Die Nacht vom 28. auf den 29. Mai wurde zum Albtraum für die Bewohner eines Wohnviertels in der rumänischen Stadt Galați. Eine russische Drohne, die den Abwehrsystemen entkommen war, stürzte in ein zehnstöckiges Wohnhaus. Zwei Menschen wurden verletzt, mehr als siebzig Personen mussten notfallmäßig evakuiert werden. Doch die wichtigste Frage, die die Öffentlichkeit beschäftigt, ist nicht der Angriff selbst, sondern der Grund, warum die Drohne über dem Staatsgebiet nicht abgeschossen wurde.

Vier Minuten zur Rettung

Brigadegeneral Gheorghe Maxim gab auf einer Pressekonferenz eine schockierende Zahl bekannt: Die Streitkräfte hatten nur vier Minuten von der Entdeckung der Bedrohung bis zu deren Ausführung.
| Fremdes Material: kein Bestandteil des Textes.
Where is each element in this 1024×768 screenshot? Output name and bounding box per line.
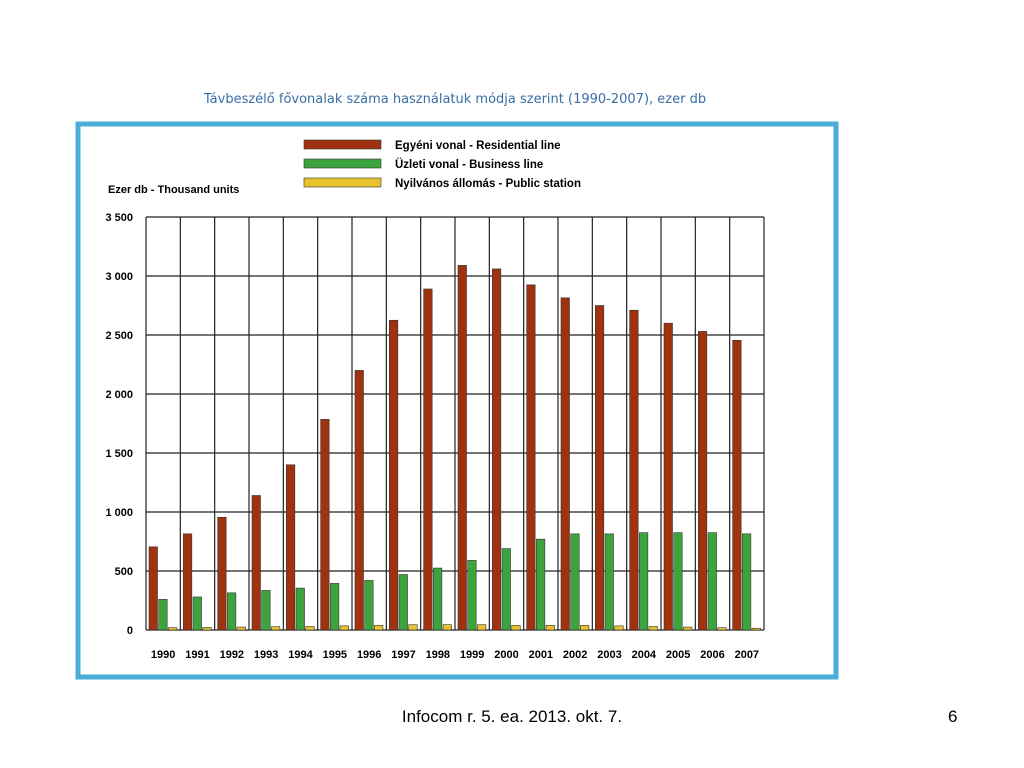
bar-public-1995 (339, 625, 349, 631)
bar-business-1999 (467, 560, 477, 631)
bar-residential-2006 (698, 331, 708, 631)
bar-business-2003 (604, 533, 614, 631)
bar-public-1994 (305, 626, 315, 631)
x-tick-label: 1994 (288, 649, 313, 661)
y-tick-label: 3 500 (105, 212, 133, 224)
x-tick-label: 2005 (666, 649, 690, 661)
bar-public-1998 (442, 624, 452, 631)
y-tick-label: 3 000 (105, 271, 133, 283)
bar-public-2000 (511, 624, 521, 631)
bar-business-1990 (158, 599, 168, 631)
bars (148, 265, 761, 631)
x-tick-label: 1995 (323, 649, 347, 661)
legend-label: Üzleti vonal - Business line (395, 158, 543, 171)
bar-residential-1996 (354, 370, 364, 631)
bar-residential-1991 (183, 533, 193, 631)
bar-residential-2001 (526, 284, 536, 631)
x-tick-label: 2002 (563, 649, 587, 661)
bar-business-2007 (742, 533, 752, 631)
bar-public-1996 (374, 624, 384, 631)
y-tick-label: 500 (115, 566, 133, 578)
bar-business-2006 (707, 532, 717, 631)
bar-public-2004 (648, 626, 658, 631)
x-tick-label: 1992 (220, 649, 244, 661)
bar-residential-1999 (457, 265, 467, 631)
x-tick-label: 1997 (391, 649, 415, 661)
bar-public-1993 (271, 626, 281, 631)
bar-business-1994 (295, 587, 305, 631)
bar-business-2004 (639, 532, 649, 631)
legend-swatch (303, 158, 382, 169)
bar-business-1993 (261, 590, 271, 631)
bar-business-1996 (364, 580, 374, 631)
y-tick-label: 2 500 (105, 330, 133, 342)
bar-public-1997 (408, 624, 418, 631)
legend-swatch (303, 177, 382, 188)
x-tick-label: 2007 (735, 649, 759, 661)
y-axis-label: Ezer db - Thousand units (108, 184, 239, 196)
bar-business-2005 (673, 532, 683, 631)
legend-label: Nyilvános állomás - Public station (395, 178, 581, 190)
legend-swatch (303, 139, 382, 150)
bar-business-2002 (570, 533, 580, 631)
bar-residential-2004 (629, 309, 639, 631)
chart-figure: Egyéni vonal - Residential line Üzleti vo… (75, 121, 839, 680)
bar-public-1992 (236, 626, 246, 631)
x-tick-label: 2006 (700, 649, 724, 661)
bar-public-2006 (717, 627, 727, 631)
bar-residential-2005 (663, 322, 673, 631)
grid (145, 216, 765, 631)
y-axis-ticks: 0 500 1 000 1 500 2 000 2 500 3 000 3 500 (105, 212, 133, 637)
x-tick-label: 1991 (185, 649, 209, 661)
bar-residential-1997 (389, 319, 399, 631)
legend-label: Egyéni vonal - Residential line (395, 140, 561, 152)
y-tick-label: 1 500 (105, 448, 133, 460)
x-tick-label: 2001 (529, 649, 553, 661)
x-tick-label: 2004 (632, 649, 657, 661)
bar-public-2005 (683, 626, 693, 631)
legend: Egyéni vonal - Residential line Üzleti vo… (303, 139, 581, 190)
bar-residential-1995 (320, 419, 330, 631)
bar-business-1992 (227, 592, 237, 631)
x-tick-label: 1999 (460, 649, 484, 661)
bar-public-1991 (202, 627, 212, 631)
y-tick-label: 2 000 (105, 389, 133, 401)
x-tick-label: 1993 (254, 649, 278, 661)
bar-residential-1998 (423, 288, 433, 631)
bar-residential-2000 (492, 268, 502, 631)
bar-residential-2003 (595, 305, 605, 631)
bar-residential-2007 (732, 340, 742, 631)
bar-business-1995 (330, 583, 340, 631)
bar-business-1991 (192, 596, 202, 631)
bar-residential-2002 (560, 297, 570, 631)
bar-business-2000 (501, 548, 511, 631)
bar-public-1999 (477, 624, 487, 631)
chart-title: Távbeszélő fővonalak száma használatuk m… (203, 92, 707, 107)
footer-text: Infocom r. 5. ea. 2013. okt. 7. (401, 707, 623, 726)
x-tick-label: 1998 (426, 649, 450, 661)
x-tick-label: 2000 (494, 649, 518, 661)
page-number: 6 (948, 707, 958, 726)
bar-public-1990 (168, 627, 178, 631)
y-tick-label: 1 000 (105, 507, 133, 519)
x-tick-label: 1996 (357, 649, 381, 661)
x-tick-label: 1990 (151, 649, 175, 661)
x-axis-ticks: 1990 1991 1992 1993 1994 1995 1996 1997 1998 1999… (151, 649, 759, 661)
bar-business-1997 (398, 574, 408, 631)
y-tick-label: 0 (127, 625, 133, 637)
bar-business-1998 (433, 567, 443, 631)
bar-public-2007 (751, 627, 761, 631)
bar-public-2003 (614, 625, 624, 631)
x-tick-label: 2003 (597, 649, 621, 661)
bar-public-2001 (545, 624, 555, 631)
bar-business-2001 (536, 538, 546, 631)
bar-public-2002 (580, 624, 590, 631)
bar-residential-1994 (286, 464, 296, 631)
bar-residential-1993 (251, 495, 261, 631)
bar-residential-1990 (148, 546, 158, 631)
bar-residential-1992 (217, 517, 227, 631)
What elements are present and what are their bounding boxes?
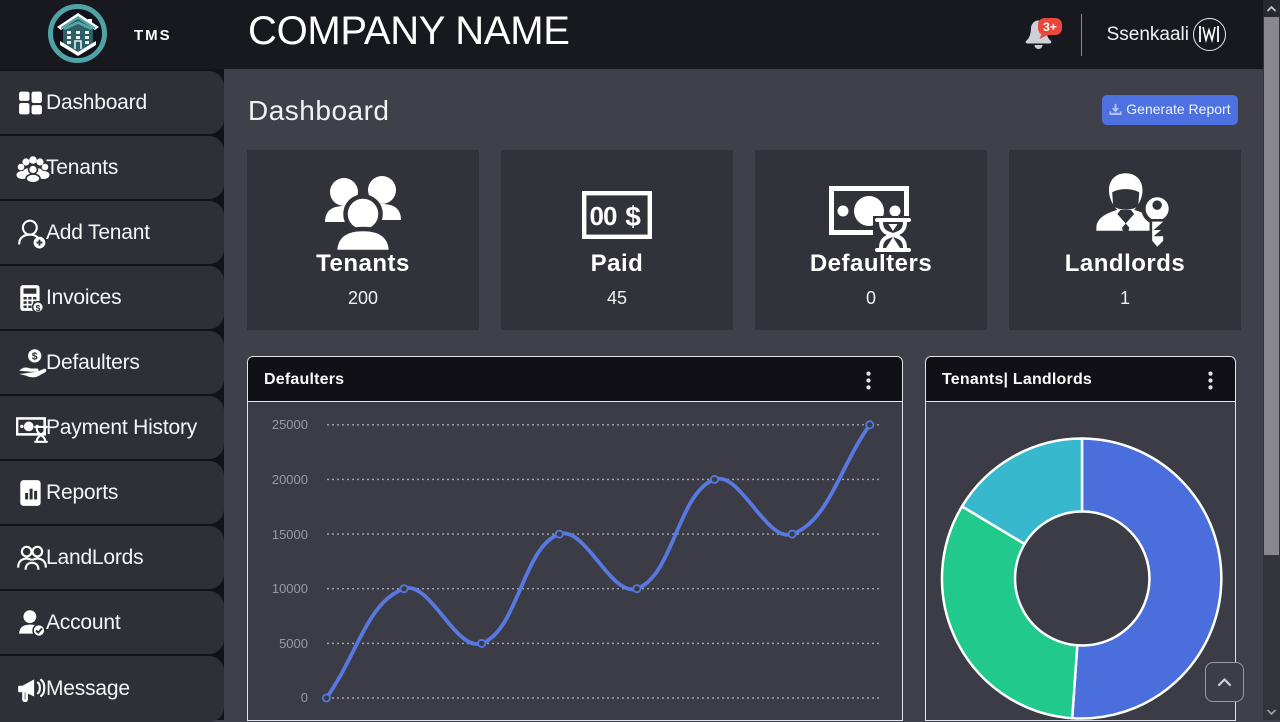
svg-text:0: 0 (301, 690, 308, 705)
svg-text:3+: 3+ (1043, 20, 1057, 34)
svg-text:10000: 10000 (272, 581, 308, 596)
svg-text:$: $ (32, 351, 38, 362)
svg-text:00: 00 (590, 201, 617, 231)
svg-text:$: $ (625, 201, 641, 232)
svg-text:$: $ (36, 302, 41, 312)
svg-text:5000: 5000 (279, 636, 308, 651)
svg-text:20000: 20000 (272, 472, 308, 487)
svg-text:15000: 15000 (272, 527, 308, 542)
svg-text:25000: 25000 (272, 417, 308, 432)
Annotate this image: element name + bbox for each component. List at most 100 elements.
Nach seinen Worten reichte diese Zeit bei weitem nicht aus, um den gesamten Zyklus abzuschließen: Die Erkennung, Identifizierung und Bekämpfung des Ziels erfordern mehr Zeit, als die Umstände es zuließen.

Die Situation wird dadurch verschärft, dass die in Rumänien vorhandenen Luftabwehrsysteme vor Beginn des umfassenden Drohnenkriegs im Jahr 2023 entwickelt und eingeführt wurden. Das Militär gibt zu, dass die Technologien dringend an die neuen Realitäten angepasst werden müssen, doch der Modernisierungsprozess verläuft langsam.

Privateigentum versus nationale Sicherheit

Einer der kontroversesten Aspekte der Erklärung des Militärs war die Frage der Aufstellung von Luftabwehrsystemen vom Typ „Gepard“. General Maxim erklärte direkt, dass das Militär in Friedenszeiten nicht einfach dort Flakgeschütze aufstellen kann, wo es für nötig hält. Dafür ist die Zustimmung der Grundstückseigentümer und der betreibenden Unternehmen erforderlich.

„Privateigentum ist gesetzlich geschützt“, betonte der General. Die Reichweite solcher Systeme beträgt zwischen 1,5 und 6 Kilometern, und dort, wo die Eigentümer keine Erlaubnis erteilt haben, fehlt der Schutz. Dies schafft gefährliche „blinde Flecken“ in der Landesverteidigung, die der Gegner zum Durchbrechen nutzen kann.

Rechtliche Fallstricke und Diplomatie

Darüber hinaus stehen die Streitkräfte vor strengen rechtlichen Beschränkungen. Rumänien darf nicht so feuern, dass dies den Luftraum benachbarter Staaten betrifft. Diese Regel, die einen internationalen Zwischenfall vermeiden soll, wird in einer kritischen Situation zu einem lähmenden Faktor.

Der rumänische Außenminister Oana Cioacă hat bereits erklärt, dass der Vorfall in Galați die Kriterien für die Aktivierung des Artikels 4 der NATO erfüllt. Das bedeutet, dass die Verbündeten dringende Konsultationen abhalten werden. Derzeit arbeitet die rumänische Führung an der Anpassung der Rechtsgrundlage, um die Risiken ähnlicher Situationen in Zukunft zu minimieren, doch der Preis für die Bürokratie wurde bereits bezahlt.